A study of single-cell sequencing defined 14 LCH progenitor cell subsets within the lesions of all clinical LCH subtypes.10 These subsets were compared with monocytes, macrophages, and T lymphocytes in the same lesion. The 2 least differentiated subsets had the least specialized pattern of gene expression, with high levels of CD1A and cell proliferation genes involved with DNA replication and cell cycle regulation. The more differentiated subsets had higher expression of cytokine signaling, chemotaxis, and interferon signaling. Analysis of transcription regulation found associations with cancer in the least differentiated group and immune-related genes in the most differentiated groups. One of the hypotheses generated from these results was that clinical manifestation of LCH depends on the mix of less and more differentiated cells within the lesion.10 

Shi et al investigated the molecular alterations in the circulating mononuclear phagocytes in LCH patients by a modified version of single-cell tagged reverse transcription. Transcription profiles identified 11 clusters, including CD14+ classical monocytes, CD16++ nonclassical monocytes, CD14+CD16+ intermediate monocytes, a minor cDC1 cluster, a major cDC2 cluster, plasmacytoid DCs, B cells, plasma cells, and immature progenitors.
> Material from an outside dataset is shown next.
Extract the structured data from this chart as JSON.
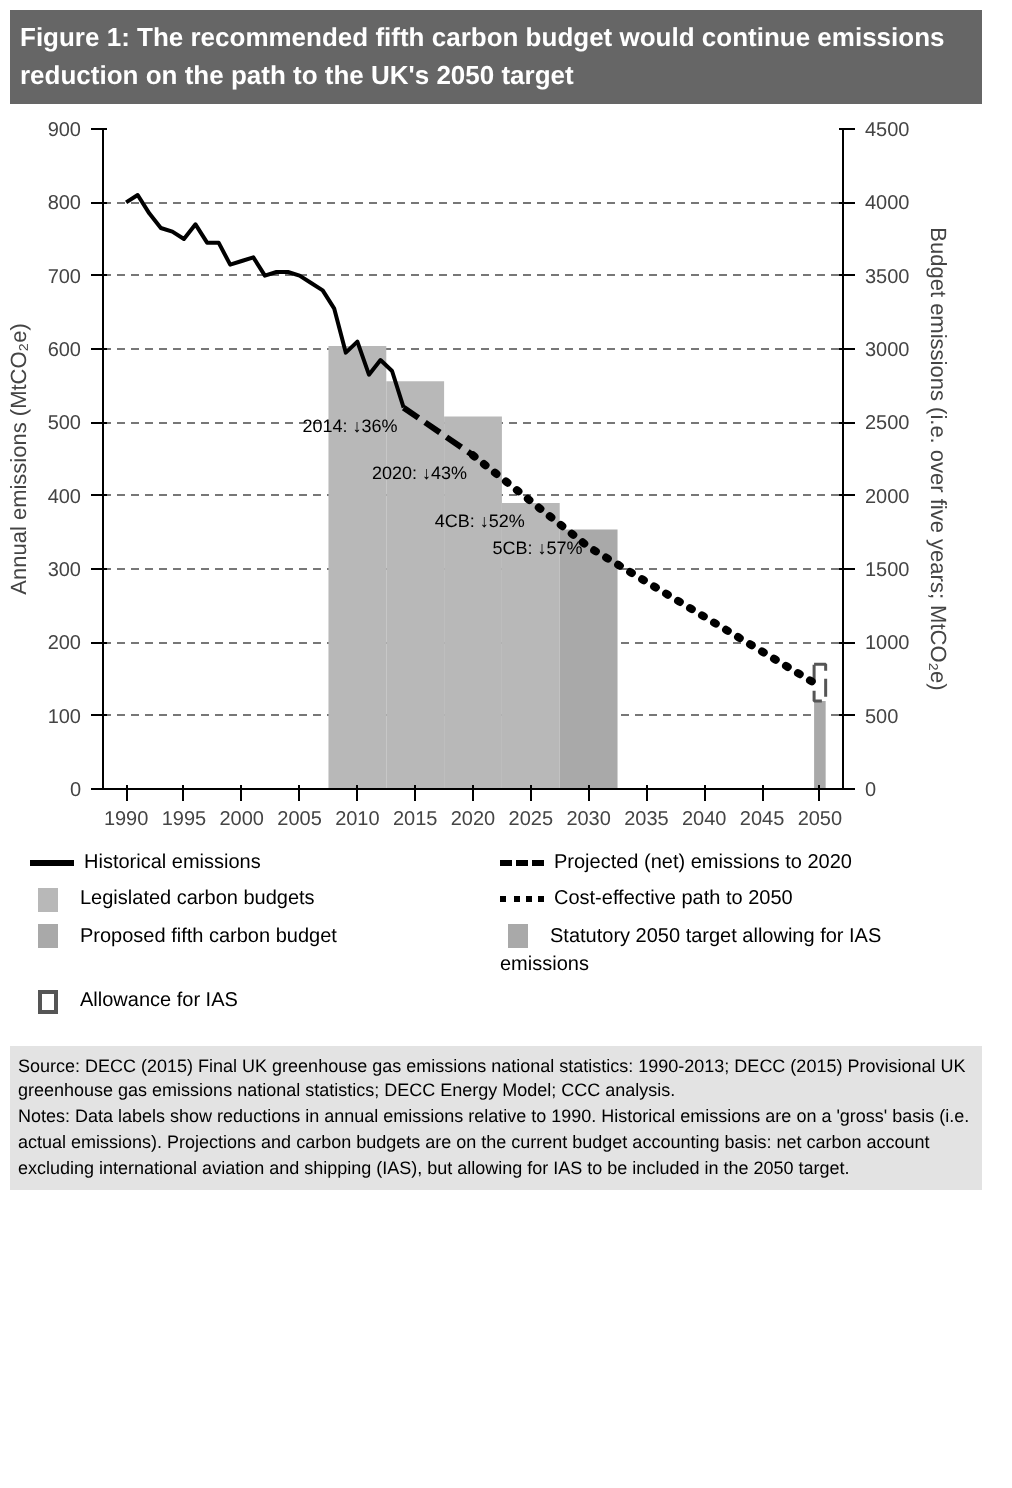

Analysis of differentially expressed genes from the cfBRAFV600E mutational level groups revealed widespread activation of the MAPK pathway, with diverse aberrations in the expression levels of RAS-MAPK-ERK pathway–related genes across the circulating myeloid compartment and the expression levels of genes varying by cfBRAFV600E mutational group and cell subset.
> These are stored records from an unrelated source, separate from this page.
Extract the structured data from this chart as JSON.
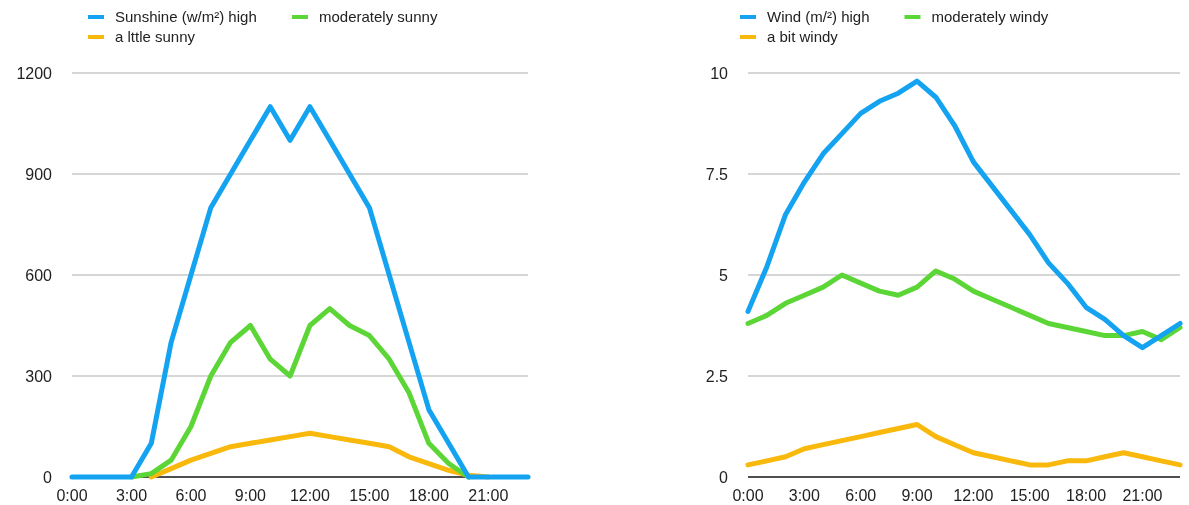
{
  "chart_data": [
    {
      "type": "line",
      "x": [
        0,
        1,
        2,
        3,
        4,
        5,
        6,
        7,
        8,
        9,
        10,
        11,
        12,
        13,
        14,
        15,
        16,
        17,
        18,
        19,
        20,
        21,
        22,
        23
      ],
      "xlim": [
        0,
        23
      ],
      "xticks": [
        {
          "value": 0,
          "label": "0:00"
        },
        {
          "value": 3,
          "label": "3:00"
        },
        {
          "value": 6,
          "label": "6:00"
        },
        {
          "value": 9,
          "label": "9:00"
        },
        {
          "value": 12,
          "label": "12:00"
        },
        {
          "value": 15,
          "label": "15:00"
        },
        {
          "value": 18,
          "label": "18:00"
        },
        {
          "value": 21,
          "label": "21:00"
        }
      ],
      "ylim": [
        0,
        1200
      ],
      "yticks": [
        0,
        300,
        600,
        900,
        1200
      ],
      "grid": "y",
      "legend": "top",
      "series": [
        {
          "name": "Sunshine (w/m²) high",
          "color": "#14a3f0",
          "values": [
            0,
            0,
            0,
            0,
            100,
            400,
            600,
            800,
            900,
            1000,
            1100,
            1000,
            1100,
            1000,
            900,
            800,
            600,
            400,
            200,
            100,
            0,
            0,
            0,
            0
          ]
        },
        {
          "name": "moderately sunny",
          "color": "#5cd636",
          "values": [
            null,
            null,
            null,
            0,
            10,
            50,
            150,
            300,
            400,
            450,
            350,
            300,
            450,
            500,
            450,
            420,
            350,
            250,
            100,
            40,
            0,
            null,
            null,
            null
          ]
        },
        {
          "name": "a lttle sunny",
          "color": "#f8b80c",
          "values": [
            null,
            null,
            null,
            null,
            0,
            25,
            50,
            70,
            90,
            100,
            110,
            120,
            130,
            120,
            110,
            100,
            90,
            60,
            40,
            20,
            5,
            0,
            null,
            null
          ]
        }
      ]
    },
    {
      "type": "line",
      "x": [
        0,
        1,
        2,
        3,
        4,
        5,
        6,
        7,
        8,
        9,
        10,
        11,
        12,
        13,
        14,
        15,
        16,
        17,
        18,
        19,
        20,
        21,
        22,
        23
      ],
      "xlim": [
        0,
        23
      ],
      "xticks": [
        {
          "value": 0,
          "label": "0:00"
        },
        {
          "value": 3,
          "label": "3:00"
        },
        {
          "value": 6,
          "label": "6:00"
        },
        {
          "value": 9,
          "label": "9:00"
        },
        {
          "value": 12,
          "label": "12:00"
        },
        {
          "value": 15,
          "label": "15:00"
        },
        {
          "value": 18,
          "label": "18:00"
        },
        {
          "value": 21,
          "label": "21:00"
        }
      ],
      "ylim": [
        0,
        10
      ],
      "yticks": [
        0,
        2.5,
        5,
        7.5,
        10
      ],
      "grid": "y",
      "legend": "top",
      "series": [
        {
          "name": "Wind (m/²) high",
          "color": "#14a3f0",
          "values": [
            4.1,
            5.2,
            6.5,
            7.3,
            8.0,
            8.5,
            9.0,
            9.3,
            9.5,
            9.8,
            9.4,
            8.7,
            7.8,
            7.2,
            6.6,
            6.0,
            5.3,
            4.8,
            4.2,
            3.9,
            3.5,
            3.2,
            3.5,
            3.8
          ]
        },
        {
          "name": "moderately windy",
          "color": "#5cd636",
          "values": [
            3.8,
            4.0,
            4.3,
            4.5,
            4.7,
            5.0,
            4.8,
            4.6,
            4.5,
            4.7,
            5.1,
            4.9,
            4.6,
            4.4,
            4.2,
            4.0,
            3.8,
            3.7,
            3.6,
            3.5,
            3.5,
            3.6,
            3.4,
            3.7
          ]
        },
        {
          "name": "a bit windy",
          "color": "#f8b80c",
          "values": [
            0.3,
            0.4,
            0.5,
            0.7,
            0.8,
            0.9,
            1.0,
            1.1,
            1.2,
            1.3,
            1.0,
            0.8,
            0.6,
            0.5,
            0.4,
            0.3,
            0.3,
            0.4,
            0.4,
            0.5,
            0.6,
            0.5,
            0.4,
            0.3
          ]
        }
      ]
    }
  ]
}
Universal activation of the MAPK pathway in all of the circulating monocyte populations of LCH patients can be due to a bone marrow precursor mutation leading to cell-intrinsic activation of this pathway across all of these lineages or it could be due to cell-extrinsic effects. By looking at a lineage that should not harbor a MAPK-activating mutation, which of these 2 options is correct should be revealed. Any differential expression of MAPK-related signaling in these cells would suggest that cell-extrinsic effects are happening and are dependent on cell type. Although hypothesized, the investigators did not provide evidence that the only cells harboring the BRAFV600E mutation expressed MAPK DEGs. Simultaneous detection of DNA mutations and RNA transcripts at a same single cell could address this problem in future studies.
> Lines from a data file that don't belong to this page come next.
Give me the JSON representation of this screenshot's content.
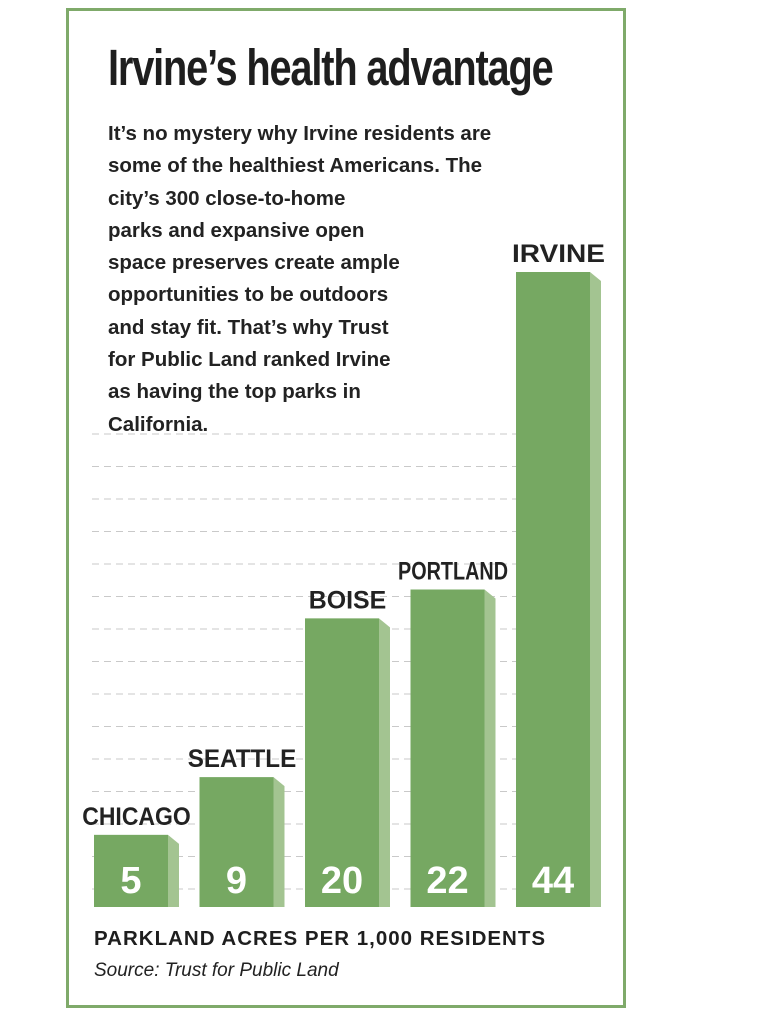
{
  "title": "Irvine’s health advantage",
  "description_lines": [
    "It’s no mystery why Irvine residents are",
    "some of the healthiest Americans. The",
    "city’s 300 close-to-home",
    "parks and expansive open",
    "space preserves create ample",
    "opportunities to be outdoors",
    "and stay fit. That’s why Trust",
    "for Public Land ranked Irvine",
    "as having the top parks in",
    "California."
  ],
  "source": "Source: Trust for Public Land",
  "colors": {
    "bar": "#76a862",
    "bar_side": "#a3c491",
    "frame": "#7faa6a",
    "grid": "#c9c9c9"
  },
  "chart_data": {
    "type": "bar",
    "title": "Irvine’s health advantage",
    "xlabel": "PARKLAND ACRES PER 1,000 RESIDENTS",
    "ylabel": "",
    "categories": [
      "CHICAGO",
      "SEATTLE",
      "BOISE",
      "PORTLAND",
      "IRVINE"
    ],
    "values": [
      5,
      9,
      20,
      22,
      44
    ],
    "ylim": [
      0,
      44
    ],
    "grid": true,
    "legend": "none"
  }
}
One caveat of their study is that the overall number of sequenced cells is small. Moreover, the control cells were not evenly distributed among the different cell types. Hence, it is not clear whether the overall transcriptomic landscape is affected by the level of BRAFV600E, especially given the intriguing observation of widespread MAPK activation across all cell types. Another confounding finding is the relatively large number of high-risk multisystem LCH patients without cfBRAFV600E. It needs to be determined whether this was due to the heterogeneity of LCH and racial diversity or to presence of additional MAPK mutations that were not tested.

This study significantly advances our understanding of LCH immunopathogenesis, indicating that the oncogenic BRAFV600E mutation may lead to activation of the MAPK pathway in LCH lesions, as well as in circulating mononuclear phagocytes, the presumed precursors of tissue LCH cells. However, the data leave unanswered questions, many of which will require additional functional validation using in vitro and in vivo models. How does one reconcile the data from that study with previous results indicating that multisystem and single-lesion diseases are derived from cells with different maturational status? Will patients with neurodegenerative LCH have the same composition of peripheral mononuclear phagocytes? Are the observations made in that study a common theme in histiocytic disorders, such as Erdheim-Chester disease and juvenile xanthogranuloma?

Conflict-of-interest disclosure: K.L.M. is a member of the Medical Advisory Board for SOBI Corp. R.C. declares no competing financial interests.